Pourquoi La Vérité n’existe-t-elle pas ? Si l’élan évolutif de l’Humain se situe dans une continuité disruptive par rapport aux grands primates, c’est pour autant qu’il dispose de capacités cognitives, affectives et comportementales plus complexes que celles de nos cousins primates. Ce qui nous affecterait d’un quelque chose en plus. Sauf, qu’à ce en plus est indexé un en moins, ce qui est largement ignoré. En effet, par exemple, la génitalité animale est essentiellement gouvernée par des processus instinctuels que nous avons perdus. Nous sommes ainsi affectés d’un trou existentiel, d’une faille ontologique comblés par nos productions mythiques fondatrices qui prescrivent les modes de la sexualité avec des formes d’identifications sexuelles et de pratiques propres à chaque culture. Nous ne sommes plus seulement des femelles et des mâles, mais des femmes, des hommes, et autres genres, dont chaque système-monde organise les modalités d’être. Sur les bords de notre faille ontologique et depuis des millénaires, nous avons fait germer au moins 5 000 mythes fondateurs suspendus au génie créatif de chaque communauté usant du langage, de la conscience réflexive et de l’imaginaire, et ce, sous la pression de la nécessité pour assurer notre existence. Et ils sont tous vrais, auto-validés.
Au mieux, ces systèmes-mondes devraient être considérés comme des vérités pragmatiques agissant nos vies, et pouvant coexister entre elles. Mais, les choses ne se sont pas passées ainsi. L’histoire et l’anthropologie démontrent que la plupart de nos vérités ont été instituées d’une manière absolutiste et exclusiviste sous la forme de ce que nous nommons des délires métaphysiques. La prétention pour une vérité de vouloir s’imposer comme étant La Vérité ne peut se réaliser qu’en lien avec des coulisses guerrières plus ou moins violentes, et tous les mythes fondateurs exclusivistes contiennent de telles scènes.
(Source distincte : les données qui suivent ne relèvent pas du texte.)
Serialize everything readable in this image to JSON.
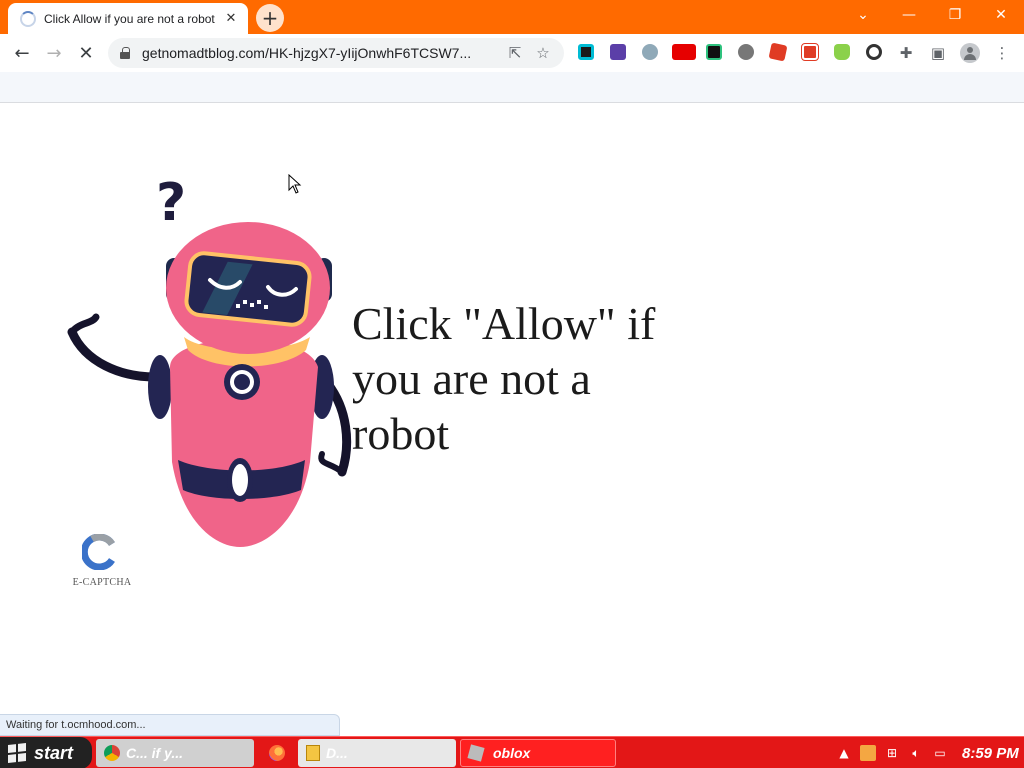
{
  "browser": {
    "tab": {
      "title": "Click Allow if you are not a robot"
    },
    "address_bar": {
      "url": "getnomadtblog.com/HK-hjzgX7-yIijOnwhF6TCSW7..."
    },
    "status_text": "Waiting for t.ocmhood.com..."
  },
  "page": {
    "headline": "Click \"Allow\" if you are not a robot",
    "captcha_label": "E-CAPTCHA"
  },
  "taskbar": {
    "start_label": "start",
    "items": [
      {
        "label": "C...    if y..."
      },
      {
        "label": "D..."
      },
      {
        "label": "oblox"
      }
    ],
    "clock": "8:59 PM"
  }
}
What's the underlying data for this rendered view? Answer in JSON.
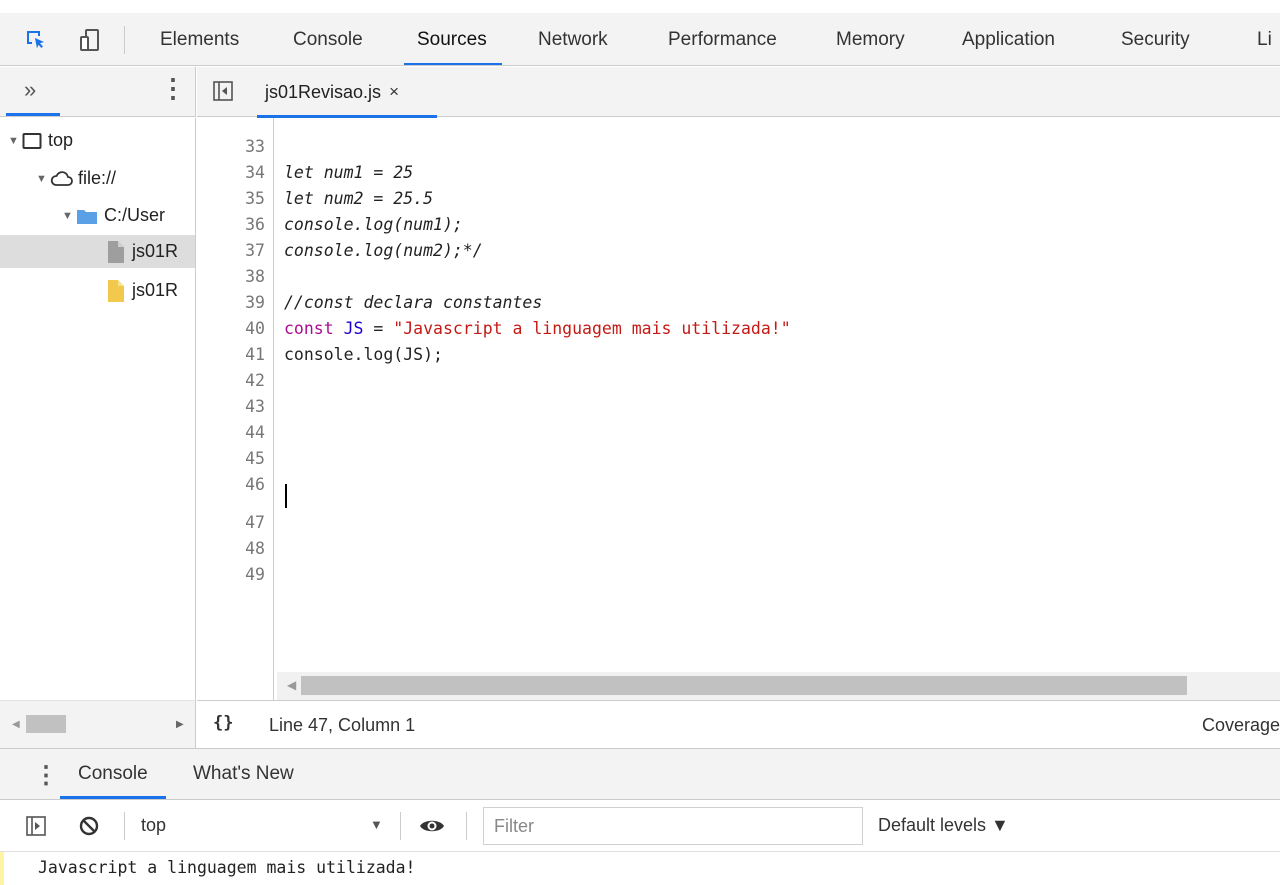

Quelle place occupe la science dans cette affaire si nos mythes fondateurs sont tels des organes existentiels ? Nous avons besoin des deux. La science se préoccupe d’exactitude mais pas de la vérité qui concerne ce que nos mythes donnent comme sens à la vie, ainsi que l’organisation de nos indispensables identités, de nos constitutions, de nos institutions, etc. Mais la science peut intervenir pour souligner le caractère erroné, indémontré ou indémontrable de certaines propositions. La Terre n’est pas le centre mégalomaniaque de l’Univers. Les réincarnations hindoues sont des vérités indémontrables et ne peuvent tenir lieu de Réel, mais rien n’empêche d’y croire, dans le cadre d’une vérité pragmatique c'est-à-dire non exclusiviste. Ce n’est pas la science qui peut se prononcer sur le droit du sol, ni même déclarer si le sol doit ou non appartenir à quelqu’un. Le sol lui-même n’en peut rien dire.
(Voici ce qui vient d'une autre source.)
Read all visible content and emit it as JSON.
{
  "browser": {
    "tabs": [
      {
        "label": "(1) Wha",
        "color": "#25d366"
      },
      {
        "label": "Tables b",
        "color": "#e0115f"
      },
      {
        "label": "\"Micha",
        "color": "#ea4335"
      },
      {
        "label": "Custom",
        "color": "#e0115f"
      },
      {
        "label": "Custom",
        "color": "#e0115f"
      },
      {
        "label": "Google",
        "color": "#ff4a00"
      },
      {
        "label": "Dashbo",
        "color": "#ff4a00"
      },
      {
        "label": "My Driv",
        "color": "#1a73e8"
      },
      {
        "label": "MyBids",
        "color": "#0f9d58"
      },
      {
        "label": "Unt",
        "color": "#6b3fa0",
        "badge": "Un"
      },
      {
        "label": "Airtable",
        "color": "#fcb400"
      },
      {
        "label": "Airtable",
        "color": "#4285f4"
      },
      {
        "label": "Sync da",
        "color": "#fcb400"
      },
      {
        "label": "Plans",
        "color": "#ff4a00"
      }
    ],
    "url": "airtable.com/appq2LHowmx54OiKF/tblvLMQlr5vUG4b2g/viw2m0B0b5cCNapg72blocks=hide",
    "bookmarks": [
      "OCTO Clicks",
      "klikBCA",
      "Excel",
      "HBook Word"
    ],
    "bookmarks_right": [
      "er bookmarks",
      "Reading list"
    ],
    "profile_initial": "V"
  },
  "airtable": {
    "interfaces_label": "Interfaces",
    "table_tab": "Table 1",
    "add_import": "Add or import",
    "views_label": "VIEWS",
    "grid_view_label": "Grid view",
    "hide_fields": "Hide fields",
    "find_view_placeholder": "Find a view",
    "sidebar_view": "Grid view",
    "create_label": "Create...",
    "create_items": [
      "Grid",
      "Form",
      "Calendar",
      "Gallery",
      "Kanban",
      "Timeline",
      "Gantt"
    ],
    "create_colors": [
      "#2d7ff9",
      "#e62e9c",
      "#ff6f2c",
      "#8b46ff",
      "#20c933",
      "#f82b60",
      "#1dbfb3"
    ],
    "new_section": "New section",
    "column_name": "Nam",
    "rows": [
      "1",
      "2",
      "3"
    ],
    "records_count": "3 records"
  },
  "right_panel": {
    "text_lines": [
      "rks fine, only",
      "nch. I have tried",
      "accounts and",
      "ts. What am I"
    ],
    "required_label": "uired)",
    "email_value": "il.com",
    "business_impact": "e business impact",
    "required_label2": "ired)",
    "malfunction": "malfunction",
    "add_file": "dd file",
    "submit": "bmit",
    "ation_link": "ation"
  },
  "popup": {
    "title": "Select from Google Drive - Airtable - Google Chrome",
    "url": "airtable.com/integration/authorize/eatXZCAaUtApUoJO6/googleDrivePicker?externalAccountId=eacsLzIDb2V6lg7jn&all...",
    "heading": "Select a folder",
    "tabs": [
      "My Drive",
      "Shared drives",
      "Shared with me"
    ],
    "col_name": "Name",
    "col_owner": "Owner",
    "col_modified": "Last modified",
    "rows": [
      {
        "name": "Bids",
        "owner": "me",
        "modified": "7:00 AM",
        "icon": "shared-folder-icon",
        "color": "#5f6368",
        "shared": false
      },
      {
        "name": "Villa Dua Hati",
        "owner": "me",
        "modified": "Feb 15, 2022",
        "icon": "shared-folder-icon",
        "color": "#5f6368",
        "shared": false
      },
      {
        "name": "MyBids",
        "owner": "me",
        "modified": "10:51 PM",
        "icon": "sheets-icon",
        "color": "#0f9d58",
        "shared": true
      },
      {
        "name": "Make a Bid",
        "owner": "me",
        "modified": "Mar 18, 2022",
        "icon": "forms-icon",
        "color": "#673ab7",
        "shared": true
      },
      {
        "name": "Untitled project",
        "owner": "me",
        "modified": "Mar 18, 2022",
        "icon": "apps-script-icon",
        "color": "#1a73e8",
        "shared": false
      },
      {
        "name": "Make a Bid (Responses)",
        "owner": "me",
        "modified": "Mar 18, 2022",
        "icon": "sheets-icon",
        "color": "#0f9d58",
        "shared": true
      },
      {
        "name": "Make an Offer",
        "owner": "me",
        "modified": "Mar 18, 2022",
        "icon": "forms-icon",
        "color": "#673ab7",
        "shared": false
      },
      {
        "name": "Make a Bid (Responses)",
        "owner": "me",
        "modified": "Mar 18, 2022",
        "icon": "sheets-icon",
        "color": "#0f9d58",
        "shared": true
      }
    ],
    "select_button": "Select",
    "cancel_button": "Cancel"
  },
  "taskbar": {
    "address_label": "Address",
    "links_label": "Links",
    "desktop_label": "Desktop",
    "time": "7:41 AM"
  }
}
Ainsi délinéé, il apparaît que le vaste champ de logiques paranoïaques souffre d’un point aveugle où la psychiatrie a pris en charge une partie socialement disruptive indexée à la pathologie mentale. Elle a ouvert la voie, mais reste dans l’ombre le fait qu’une trame paranoïaque organise la logique de fonctionnement d’un grand nombre de communautés, et d’une manière si commune que ce fait se dérobe à notre entendement. D’où notre proposition de dé-psychiatriser partiellement le champ paranoïaque.
Existe-t-il la possibilité que l’Humain se dirige vers une normalité seconde qui reposerait sur d’autres assises ? Son essor est difficile et doit être appris, mais cette normalité seconde a commencé son chemin avec la Déclaration universelle des droits des Humains qui repose notamment sur l’égalité en dignité et en droit de tous, la non-discrimination et la liberté d’expression, soit un universalisme inclusif cette fois. Avec cette Déclaration, des communautés apaisées tentent de s’organiser, en Europe par exemple, où le respect des principes précités assure leur coexistence pacifiée. Mais, il existe un point de rupture actif. Ces mêmes principes sont absolument antithétiques des fondements des autocraties, des thèses absolutistes et des extrémismes de tous ordres, et même en diamétrale opposition dans leurs principes Si les démocraties se présentes telles des antidotes, des antipoisons par rapport aux autocraties, ces dernières voient dans les démocraties leurs pires ennemies, persécutrices, à combattre sans relâche. Ce qui ne semble pas avoir alerté les démocraties à la juste mesure du risque encouru. D’autant moins, qu’à notre insu, du fait même que nous abritons une commune composante paranoïaque, nous pouvons être complices de systèmes qu’apparemment nous réprouvons, ne serait-ce que par notre silence ou notre inaction.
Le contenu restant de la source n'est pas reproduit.